Пространство перед русским ретраншементом было усеяно телами — ещё живыми и уже мёртвыми. Но наступление не захлебнулось. Ещё велика была его инерция, ещё янычары бежали вперёд с неослабленным криком.
Но грянули ещё залпы — один, другой, третий. И бег наступающих был остановлен. Их остановила баррикада из поверженных тел...
Топчу старались вовсю. Их пушки раскалились от стрельбы. Их ядра производили опустошения. Но наступление захлебнулось. Разлетевшиеся на полном скаку спахии тоже были принесены в жертву русскому огню.
Янычары обратились вспять. Они бежали с поля боя.
— Юсуф, прикажи остановить их!
Юсуф-паша бросился наперерез бегущим, вслед за ним кинулись Шахин-ага и другие начальники поменьше. Они пытались остановить беспорядочно отступавшую толпу.
Тщетно!
— Руби их! — крикнул Осман-кяхья. — Трусам нет пощады!
Он обнажил ятаган и стал наносить удары направо и налево. Янычарские начальники надсаживались до хрипа, понуждая людей остановиться и построиться.
В конце концов это им удалось. Пример пушкарей, удерживавших свои позиции, воодушевлял. Их меткий огонь производил опустошение в русском лагере. Эскадрону спахиев удалось перемахнуть через рогатки. Они храбро рубились, но, никем не поддержанные, полегли, переколотые багинетами гренадер.
Янычары возобновили атаку. На этот раз вперёд выдвинулись стрелки. Им удалось продвинуться почти вплотную к русским окопам. Казалось, они вот-вот преодолеют бруствер, ворвутся в них и завяжется рукопашная схватка.
Но и тут залпы гренадер сняли смертную жатву. Новый вал мертвецов вырос там, где всё ещё лежали сражённые янычары.
Тысячную толпу бегущих уже не удалось остановить. Напрасно надрывались янычарские начальники, грозя всеми карами — небесными и земными.
— Мы не хотим погибать!
— Пусть наступает визирь!
— Хватит с нас!
— Довольно крови правоверных!
Осман-кяхья схватился за голову: позор, позор! И это лучшие из воинов! Бегут, как зайцы, хотя никто их не преследует.
— Мы потеряли едва ли не половину войска, — восклицал он. — У нас нет ни стратегии, ни тактики. Это не армия, а толпа трусливых собак! Что из того, что нас много больше русских. Нет дисциплины, нет строя — и нет войска...
— Я предлагал визирю и тебе, почтеннейший, построить армию на европейский манер, — осторожно заметил Понятовский. — Но вы оба нашли это неприемлемым.
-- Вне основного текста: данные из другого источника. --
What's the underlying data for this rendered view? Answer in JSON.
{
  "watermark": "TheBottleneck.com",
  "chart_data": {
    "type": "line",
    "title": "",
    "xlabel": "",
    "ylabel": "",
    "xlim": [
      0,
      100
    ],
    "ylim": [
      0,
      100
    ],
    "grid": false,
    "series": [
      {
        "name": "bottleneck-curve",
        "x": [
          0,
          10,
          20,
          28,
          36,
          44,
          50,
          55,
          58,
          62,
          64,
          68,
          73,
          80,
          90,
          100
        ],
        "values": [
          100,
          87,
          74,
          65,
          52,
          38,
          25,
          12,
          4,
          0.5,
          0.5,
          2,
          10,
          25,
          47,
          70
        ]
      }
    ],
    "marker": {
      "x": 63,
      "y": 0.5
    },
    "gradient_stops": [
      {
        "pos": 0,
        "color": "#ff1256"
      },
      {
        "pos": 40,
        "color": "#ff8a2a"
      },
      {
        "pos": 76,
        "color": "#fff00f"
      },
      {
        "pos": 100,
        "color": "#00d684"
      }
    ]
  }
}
— Если мы будем разбиты, нам отрубят головы за то, что воевали по-новому. Если же мы победим, то нам всё равно отрубят головы за то, что нарушили древний обычай и взяли пример с неверных, — уже успокоившись, отвечал Осман. — Эти ваши европейские порядки не для нас. Ни султан их не одобрит, ни шейх-уль-ислам не благословит.
Они вернулись в шатёр садразама. Он уже знал о поражении и был удручён.
— Плохие вести. Я велел подсчитать наши потери, — сообщил секретарь садразама Омер-эфенди. — К вечеру мы получим печальный итог.
— Ян так могу сказать, — хмуро заметил Осман-кяхья. — Мы потеряли только убитыми не менее восьми тысяч человек.
— Доверенные от янычарского корпуса объявили, что отказываются воевать, — сказал дотоле молчавший секретарь Юсуфа-паши Хасан Кюрдю. — Они перевернули котлы. Они непримиримы: либо мир с русскими, либо они уходят, и будь что будет.
— Позор, позор! — завопил Юсуф-паша. — Мне пошлют шнурок. И тебе, почтеннейший садразам. Мы оба обречены...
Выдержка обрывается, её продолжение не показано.